“Crediamo che una riforma della Costituzione non solo non sia necessaria, per nulla necessaria, ma addirittura sia dannosa, uno strappo a quel tessuto costituzionale che ci ha retto per tutti questi anni. Lo ha detto il presidente dell’Associazione nazionale magistrati Giuseppe Santalucia al convegno al Consiglio dell’Ordine dei giornalisti “Giustizia, informazione a rischio. Tutte le criticità introdotte dalle nuove norme”.

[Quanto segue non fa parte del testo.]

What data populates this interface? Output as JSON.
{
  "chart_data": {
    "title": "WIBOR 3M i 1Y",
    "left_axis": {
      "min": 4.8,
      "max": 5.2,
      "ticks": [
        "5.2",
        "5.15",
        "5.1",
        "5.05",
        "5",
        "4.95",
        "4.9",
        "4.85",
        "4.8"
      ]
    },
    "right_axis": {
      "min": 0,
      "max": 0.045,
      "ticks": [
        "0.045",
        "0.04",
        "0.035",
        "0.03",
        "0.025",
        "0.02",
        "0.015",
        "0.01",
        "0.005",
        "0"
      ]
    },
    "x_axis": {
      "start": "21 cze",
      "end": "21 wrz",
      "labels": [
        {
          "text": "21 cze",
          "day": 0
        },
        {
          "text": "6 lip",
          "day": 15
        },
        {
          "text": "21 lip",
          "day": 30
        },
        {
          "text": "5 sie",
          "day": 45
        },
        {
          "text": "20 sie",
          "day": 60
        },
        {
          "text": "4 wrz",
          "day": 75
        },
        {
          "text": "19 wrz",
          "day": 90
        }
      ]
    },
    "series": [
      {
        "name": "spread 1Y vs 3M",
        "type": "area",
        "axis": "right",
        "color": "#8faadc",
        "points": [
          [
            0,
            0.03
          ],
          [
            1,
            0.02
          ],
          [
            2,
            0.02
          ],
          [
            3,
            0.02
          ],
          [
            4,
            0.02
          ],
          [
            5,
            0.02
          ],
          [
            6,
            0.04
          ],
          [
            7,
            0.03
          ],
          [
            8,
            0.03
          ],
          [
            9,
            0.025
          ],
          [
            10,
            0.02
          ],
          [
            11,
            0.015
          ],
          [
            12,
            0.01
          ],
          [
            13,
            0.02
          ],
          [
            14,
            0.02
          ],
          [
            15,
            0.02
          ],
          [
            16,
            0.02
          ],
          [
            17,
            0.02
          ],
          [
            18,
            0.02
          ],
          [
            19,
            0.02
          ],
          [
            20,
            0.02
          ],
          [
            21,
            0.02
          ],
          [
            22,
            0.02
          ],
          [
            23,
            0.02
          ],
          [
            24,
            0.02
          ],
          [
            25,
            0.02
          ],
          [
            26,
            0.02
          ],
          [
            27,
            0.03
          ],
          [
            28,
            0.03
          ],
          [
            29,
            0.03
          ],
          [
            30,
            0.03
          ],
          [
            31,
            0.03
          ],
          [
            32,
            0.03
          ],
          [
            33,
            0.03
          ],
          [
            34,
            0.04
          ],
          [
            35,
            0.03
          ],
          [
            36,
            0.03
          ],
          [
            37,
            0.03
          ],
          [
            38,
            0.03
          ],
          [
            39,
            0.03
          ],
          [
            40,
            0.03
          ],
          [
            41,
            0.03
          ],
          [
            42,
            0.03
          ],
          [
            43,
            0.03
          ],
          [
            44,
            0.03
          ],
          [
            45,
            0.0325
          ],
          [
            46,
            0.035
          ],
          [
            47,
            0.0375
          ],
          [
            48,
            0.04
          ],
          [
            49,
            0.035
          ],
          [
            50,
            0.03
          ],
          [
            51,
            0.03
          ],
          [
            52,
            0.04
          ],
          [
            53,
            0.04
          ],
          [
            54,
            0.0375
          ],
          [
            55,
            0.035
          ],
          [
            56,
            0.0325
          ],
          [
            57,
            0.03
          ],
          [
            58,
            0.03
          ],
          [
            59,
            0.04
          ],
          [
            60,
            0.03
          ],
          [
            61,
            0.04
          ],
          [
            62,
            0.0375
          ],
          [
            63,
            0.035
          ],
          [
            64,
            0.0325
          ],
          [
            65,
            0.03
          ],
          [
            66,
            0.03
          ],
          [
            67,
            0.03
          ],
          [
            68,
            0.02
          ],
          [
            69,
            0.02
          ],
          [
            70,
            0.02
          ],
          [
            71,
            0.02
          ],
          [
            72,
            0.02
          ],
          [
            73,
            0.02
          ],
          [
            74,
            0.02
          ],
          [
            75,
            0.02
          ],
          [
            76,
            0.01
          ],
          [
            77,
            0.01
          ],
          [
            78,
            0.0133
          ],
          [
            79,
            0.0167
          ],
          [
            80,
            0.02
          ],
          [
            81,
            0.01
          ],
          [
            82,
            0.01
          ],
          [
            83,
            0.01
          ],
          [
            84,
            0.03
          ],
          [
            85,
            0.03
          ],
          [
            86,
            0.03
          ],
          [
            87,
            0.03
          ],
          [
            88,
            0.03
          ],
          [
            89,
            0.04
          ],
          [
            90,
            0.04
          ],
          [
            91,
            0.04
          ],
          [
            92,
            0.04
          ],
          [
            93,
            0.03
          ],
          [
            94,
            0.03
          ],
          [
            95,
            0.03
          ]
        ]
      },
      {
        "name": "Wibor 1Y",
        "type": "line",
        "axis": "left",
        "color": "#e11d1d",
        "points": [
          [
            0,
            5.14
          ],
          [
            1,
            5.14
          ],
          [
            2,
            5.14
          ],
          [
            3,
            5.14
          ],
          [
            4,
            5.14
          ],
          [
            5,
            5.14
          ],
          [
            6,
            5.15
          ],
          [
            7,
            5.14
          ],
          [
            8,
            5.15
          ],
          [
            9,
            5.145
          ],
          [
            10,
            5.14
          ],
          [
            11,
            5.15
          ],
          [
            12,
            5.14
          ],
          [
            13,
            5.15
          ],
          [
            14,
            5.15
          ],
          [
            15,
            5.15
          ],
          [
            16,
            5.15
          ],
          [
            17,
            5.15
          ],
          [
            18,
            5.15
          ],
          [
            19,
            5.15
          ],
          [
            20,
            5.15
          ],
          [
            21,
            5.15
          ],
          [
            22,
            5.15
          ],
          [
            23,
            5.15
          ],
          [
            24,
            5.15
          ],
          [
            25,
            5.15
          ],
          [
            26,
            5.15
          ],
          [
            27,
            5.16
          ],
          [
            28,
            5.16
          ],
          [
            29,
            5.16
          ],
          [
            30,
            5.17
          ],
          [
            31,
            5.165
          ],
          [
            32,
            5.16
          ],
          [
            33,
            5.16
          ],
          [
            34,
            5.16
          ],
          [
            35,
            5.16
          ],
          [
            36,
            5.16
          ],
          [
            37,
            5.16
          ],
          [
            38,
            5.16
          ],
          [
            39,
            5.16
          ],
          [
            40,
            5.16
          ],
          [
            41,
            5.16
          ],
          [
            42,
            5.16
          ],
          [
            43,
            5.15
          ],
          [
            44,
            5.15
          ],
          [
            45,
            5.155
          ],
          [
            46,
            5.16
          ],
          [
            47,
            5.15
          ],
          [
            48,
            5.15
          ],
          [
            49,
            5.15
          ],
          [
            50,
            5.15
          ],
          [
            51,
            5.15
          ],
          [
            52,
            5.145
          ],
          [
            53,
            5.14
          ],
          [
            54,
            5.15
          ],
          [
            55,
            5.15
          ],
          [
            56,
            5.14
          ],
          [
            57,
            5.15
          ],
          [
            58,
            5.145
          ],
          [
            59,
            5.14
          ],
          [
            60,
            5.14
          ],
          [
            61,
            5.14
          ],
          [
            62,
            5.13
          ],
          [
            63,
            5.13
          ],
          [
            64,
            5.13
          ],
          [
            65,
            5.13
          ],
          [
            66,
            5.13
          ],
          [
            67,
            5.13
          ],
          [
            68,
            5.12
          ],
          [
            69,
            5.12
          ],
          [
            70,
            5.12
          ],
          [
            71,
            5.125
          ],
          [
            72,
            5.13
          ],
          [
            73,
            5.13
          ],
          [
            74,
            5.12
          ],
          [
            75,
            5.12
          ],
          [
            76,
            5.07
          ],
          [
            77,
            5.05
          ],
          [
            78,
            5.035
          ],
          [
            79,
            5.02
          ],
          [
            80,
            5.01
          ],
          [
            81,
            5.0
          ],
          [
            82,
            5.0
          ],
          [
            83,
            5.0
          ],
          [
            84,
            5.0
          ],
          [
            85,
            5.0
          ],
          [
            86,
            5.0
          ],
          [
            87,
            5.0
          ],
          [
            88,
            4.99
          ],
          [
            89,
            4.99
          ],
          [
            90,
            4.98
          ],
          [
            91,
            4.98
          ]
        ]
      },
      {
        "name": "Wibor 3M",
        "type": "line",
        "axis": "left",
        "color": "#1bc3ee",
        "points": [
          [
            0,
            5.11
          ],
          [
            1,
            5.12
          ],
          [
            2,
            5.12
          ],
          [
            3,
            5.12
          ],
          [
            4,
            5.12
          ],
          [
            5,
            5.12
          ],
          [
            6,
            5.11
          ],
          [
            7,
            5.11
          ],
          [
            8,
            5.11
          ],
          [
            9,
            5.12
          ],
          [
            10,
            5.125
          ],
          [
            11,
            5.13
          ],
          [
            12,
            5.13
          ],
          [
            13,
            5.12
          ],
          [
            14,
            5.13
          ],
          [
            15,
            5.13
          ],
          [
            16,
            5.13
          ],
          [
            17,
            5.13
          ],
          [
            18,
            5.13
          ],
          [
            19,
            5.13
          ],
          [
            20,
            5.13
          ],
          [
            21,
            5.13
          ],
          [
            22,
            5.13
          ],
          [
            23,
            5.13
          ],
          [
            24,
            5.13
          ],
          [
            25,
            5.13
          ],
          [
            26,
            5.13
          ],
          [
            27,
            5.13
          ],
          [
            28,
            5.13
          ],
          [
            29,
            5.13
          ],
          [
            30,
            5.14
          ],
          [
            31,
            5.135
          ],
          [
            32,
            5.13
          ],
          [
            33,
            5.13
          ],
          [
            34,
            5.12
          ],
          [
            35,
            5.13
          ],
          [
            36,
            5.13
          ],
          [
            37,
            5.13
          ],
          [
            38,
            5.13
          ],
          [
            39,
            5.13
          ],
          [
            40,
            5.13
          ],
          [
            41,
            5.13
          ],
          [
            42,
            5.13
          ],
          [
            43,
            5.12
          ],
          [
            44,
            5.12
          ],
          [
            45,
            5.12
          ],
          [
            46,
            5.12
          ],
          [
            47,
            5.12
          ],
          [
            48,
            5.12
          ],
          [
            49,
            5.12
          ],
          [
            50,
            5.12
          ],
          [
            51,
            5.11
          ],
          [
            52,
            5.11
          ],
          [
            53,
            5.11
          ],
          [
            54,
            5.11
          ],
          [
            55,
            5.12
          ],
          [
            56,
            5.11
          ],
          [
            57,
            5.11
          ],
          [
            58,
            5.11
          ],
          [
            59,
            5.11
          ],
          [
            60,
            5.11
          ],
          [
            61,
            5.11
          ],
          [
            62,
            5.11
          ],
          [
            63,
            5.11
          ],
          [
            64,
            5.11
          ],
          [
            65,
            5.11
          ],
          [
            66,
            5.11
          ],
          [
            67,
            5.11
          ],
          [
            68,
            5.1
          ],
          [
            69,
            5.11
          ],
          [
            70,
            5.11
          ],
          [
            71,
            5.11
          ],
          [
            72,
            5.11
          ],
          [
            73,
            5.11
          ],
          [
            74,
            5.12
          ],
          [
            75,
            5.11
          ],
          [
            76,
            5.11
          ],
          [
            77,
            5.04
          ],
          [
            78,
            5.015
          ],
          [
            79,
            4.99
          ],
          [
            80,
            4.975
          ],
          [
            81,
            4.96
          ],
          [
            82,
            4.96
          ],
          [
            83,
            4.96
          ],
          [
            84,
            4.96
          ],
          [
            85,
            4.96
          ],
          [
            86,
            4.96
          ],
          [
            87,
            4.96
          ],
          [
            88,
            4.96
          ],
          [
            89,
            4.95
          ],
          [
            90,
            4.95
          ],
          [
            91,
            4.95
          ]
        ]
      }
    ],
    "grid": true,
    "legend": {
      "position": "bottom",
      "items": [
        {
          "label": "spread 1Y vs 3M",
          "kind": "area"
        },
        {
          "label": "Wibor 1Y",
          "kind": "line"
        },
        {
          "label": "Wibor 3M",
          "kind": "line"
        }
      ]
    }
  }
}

Per Santalucia “si crea uno squilibrio tra i poteri dello Stato per gli argomenti che spenderemo in tutte le sedi possibili come abbiamo fatto finora”. Se ci sarà il via libera alla separazione delle carriere “ci muoveremo in attuazione del deliberato della nostra assemblea straordinaria di dicembre e quindi cercando in tutti i modi di veicolare le ragioni di contrarietà. Nessuna protesta di arroccamento, di chiusura arrogante alla riforma. Il Parlamento ha tutto il diritto di riformare anche la Costituzione, credo che però, siccome si andrà probabilmente al referendum, l’ampliamento del dibattito sulle ragioni di questa riforma possa essere prezioso sia per chi è fautore della riforma sia per noi che siamo contrari. Quindi contribuiremo a che il referendum sia una scelta quanto più consapevole”, ha sottolineato il presidente dell’Anm.
In merito alla cosiddetta ‘norma bavaglio’ per impedire ai giornalisti di pubblicare integralmente il testo delle ordinanze di custodia cautelare, Santalucia ha commentato: “Io credo che si sia creato, con la normativa recente, uno squilibrio tra esigenze che devono essere bilanciate ed egualmente tutelate: il diritto-dovere dell’informazione e tutelare il più possibile la riservatezza e i diritti individuali dei soggetti coinvolti nell’accertamento penale”.
È stata, ha affermato, una “negligenza del legislatore perché sta trascurando un giusto equilibrio.. Non è in discussione il valore della presunzione d’innocenza, ma la scelta di bilanciamento tra i valori che sono in gioco. A mio giudizio hanno creato uno squilibrio a favore del diritto alla privacy in danno del diritto collettivo di essere informati su quello che avviene nei palazzi di giustizia”.